Four veteran staff members of the already significantly downsized Capital Times staff are leaving the paper, according to an email to staff sent Monday by Editor Paul Fanlund.
The note said that opinion editor Judie Kleinmaier, photographer Mike DeVries, online editor PJ Slinger and print coordinator Gary Neuenschwander had all agreed to “voluntary departures” from the newspaper’s staff. In addition, photographer Michelle Stocker has agreed to reduce her hours to just three days a week.
“The good news is that … enough people voluntarily stepped forward, so we will have no involuntary actions,” Fanlund wrote in the email. He said the paper plans an event to honor those departing on Friday, Aug. 14, “with details to follow.”
These cuts come on the heels of high-profile involuntary layoffs at the jointly owned Wisconsin State Journal, including columnist Doug Moe and sports writers Andy Baggot and Dennis Semrau. At the time, in June, sources said the Capital Times was offering buyouts to employees age 40 and older who have been at the paper at least 10 years. They were promised one week of severance pay for every year of service, up to 26 weeks.
In the case of the State Journal, there was no farewell event, and the laid-off writers were not allowed to write farewell columns for the paper. But Moe did write a send-off column in Madison Magazine, where he once served as editor. He noted in that piece that he was “not sure why” he wasn’t allowed a farewell piece, after 18 years of writing for both papers, “except that it’s probably related to lawyers.”
With the departures, the Cap Times will have fewer than two dozen staff members, according to the paper’s staff directory. Rather than two full-time photographers, it will be left with just one part-time photographer.
In 2008, just before the paper ceased daily publication and went to a digital product with a weekly insert in the State Journal, it had 65 people on staff.

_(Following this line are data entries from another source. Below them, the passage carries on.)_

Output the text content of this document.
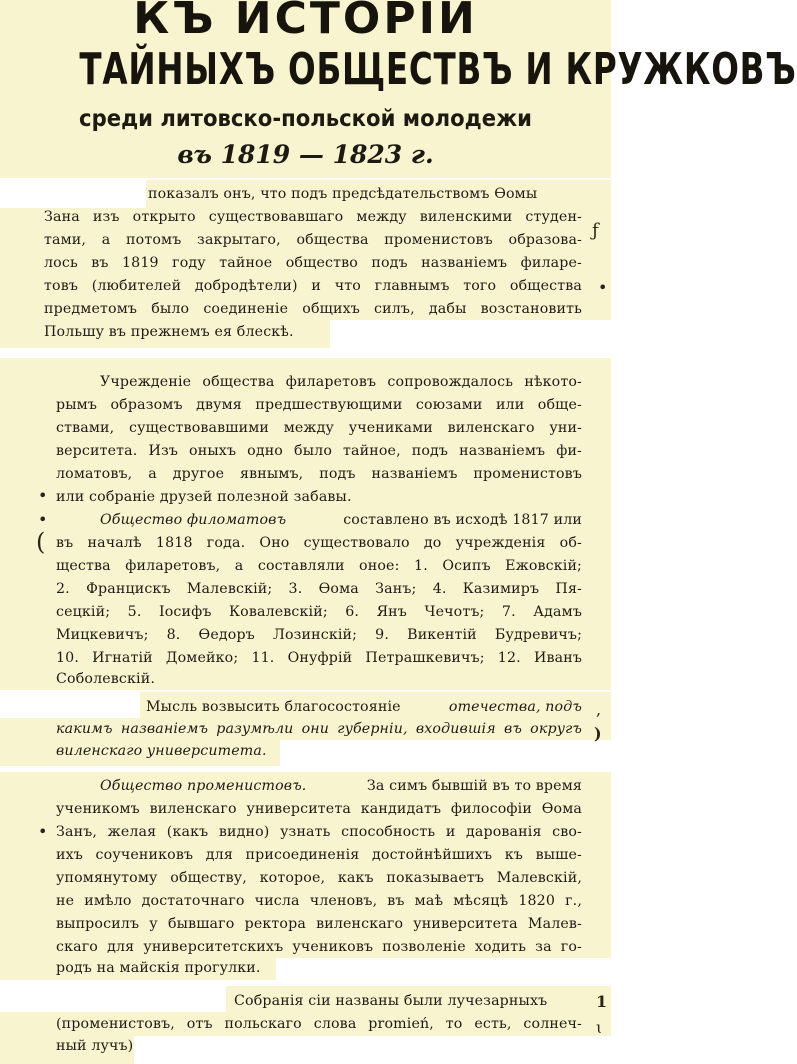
КЪ ИСТОРІИ
ТАЙНЫХЪ ОБЩЕСТВЪ И КРУЖКОВЪ
среди литовско-польской молодежи
въ 1819 — 1823 г.
показалъ онъ, что подъ предсѣдательствомъ Ѳомы
Зана изъ открыто существовавшаго между виленскими студен-
тами, а потомъ закрытаго, общества променистовъ образова-
лось въ 1819 году тайное общество подъ названіемъ филаре-
товъ (любителей добродѣтели) и что главнымъ того общества
предметомъ было соединеніе общихъ силъ, дабы возстановить
Польшу въ прежнемъ ея блескѣ.
ƒ
•
Учрежденіе общества филаретовъ сопровождалось нѣкото-
рымъ образомъ двумя предшествующими союзами или обще-
ствами, существовавшими между учениками виленскаго уни-
верситета. Изъ оныхъ одно было тайное, подъ названіемъ фи-
ломатовъ, а другое явнымъ, подъ названіемъ променистовъ
или собраніе друзей полезной забавы.
Общество филоматовъ	составлено въ исходѣ 1817 или
въ началѣ 1818 года. Оно существовало до учрежденія об-
щества филаретовъ, а составляли оное: 1. Осипъ Ежовскій;
2. Францискъ Малевскій; 3. Ѳома Занъ; 4. Казимиръ Пя-
сецкій; 5. Іосифъ Ковалевскій; 6. Янъ Чечотъ; 7. Адамъ
Мицкевичъ; 8. Ѳедоръ Лозинскій; 9. Викентій Будревичъ;
10. Игнатій Домейко; 11. Онуфрій Петрашкевичъ; 12. Иванъ
Соболевскій.
•
•
(
Мысль возвысить благосостояніе	отечества, подъ
какимъ названіемъ разумѣли они губерніи, входившія въ округъ
виленскаго университета.
,
)
Общество променистовъ.	За симъ бывшій въ то время
ученикомъ виленскаго университета кандидатъ философіи Ѳома
Занъ, желая (какъ видно) узнать способность и дарованія сво-
ихъ соучениковъ для присоединенія достойнѣйшихъ къ выше-
упомянутому обществу, которое, какъ показываетъ Малевскій,
не имѣло достаточнаго числа членовъ, въ маѣ мѣсяцѣ 1820 г.,
выпросилъ у бывшаго ректора виленскаго университета Малев-
скаго для университетскихъ учениковъ позволеніе ходить за го-
родъ на майскія прогулки.
•
Собранія сіи названы были лучезарныхъ
(променистовъ, отъ польскаго слова promień, то есть, солнеч-
ный лучъ)
1
ɩ
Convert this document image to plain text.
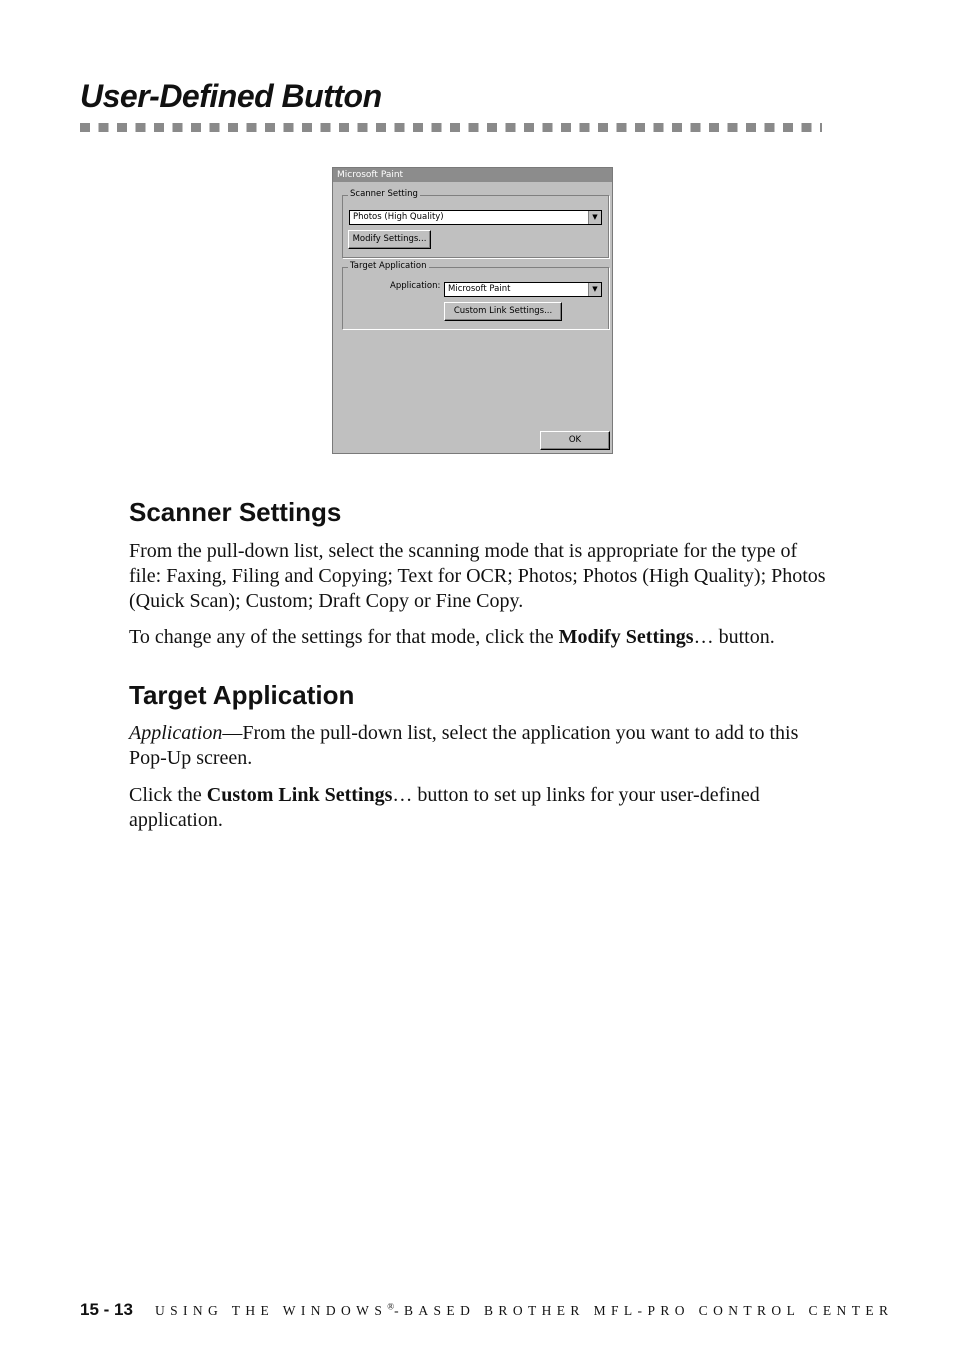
User-Defined Button
Microsoft Paint
Scanner Setting
Photos (High Quality)	▼
Modify Settings...
Target Application
Application: Microsoft Paint	▼
Custom Link Settings...
OK
Scanner Settings

From the pull-down list, select the scanning mode that is appropriate for the type of file: Faxing, Filing and Copying; Text for OCR; Photos; Photos (High Quality); Photos (Quick Scan); Custom; Draft Copy or Fine Copy.

To change any of the settings for that mode, click the Modify Settings… button.

Target Application

Application—From the pull-down list, select the application you want to add to this Pop-Up screen.

Click the Custom Link Settings… button to set up links for your user-defined application.

15 - 13 USING THE WINDOWS®-BASED BROTHER MFL-PRO CONTROL CENTER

Fanlund did not promptly respond to an emailed request for comment on the impact of these staff changes. He wrote in his note:
“We will greatly miss the outstanding contributions that all of [these employees] made over many years, and obviously, their departures will affect our operations. We do not yet have all the answers about which roles will change or to what degree as a result, but figuring that out quickly is a top priority.”
Fanlund added that the company’s ownership “is as committed as ever to keeping the Cap Times vibrant far into the future and to pursuing the digital-first course that we have been charting.”
Attempts to reach departing staff were not immediately successful.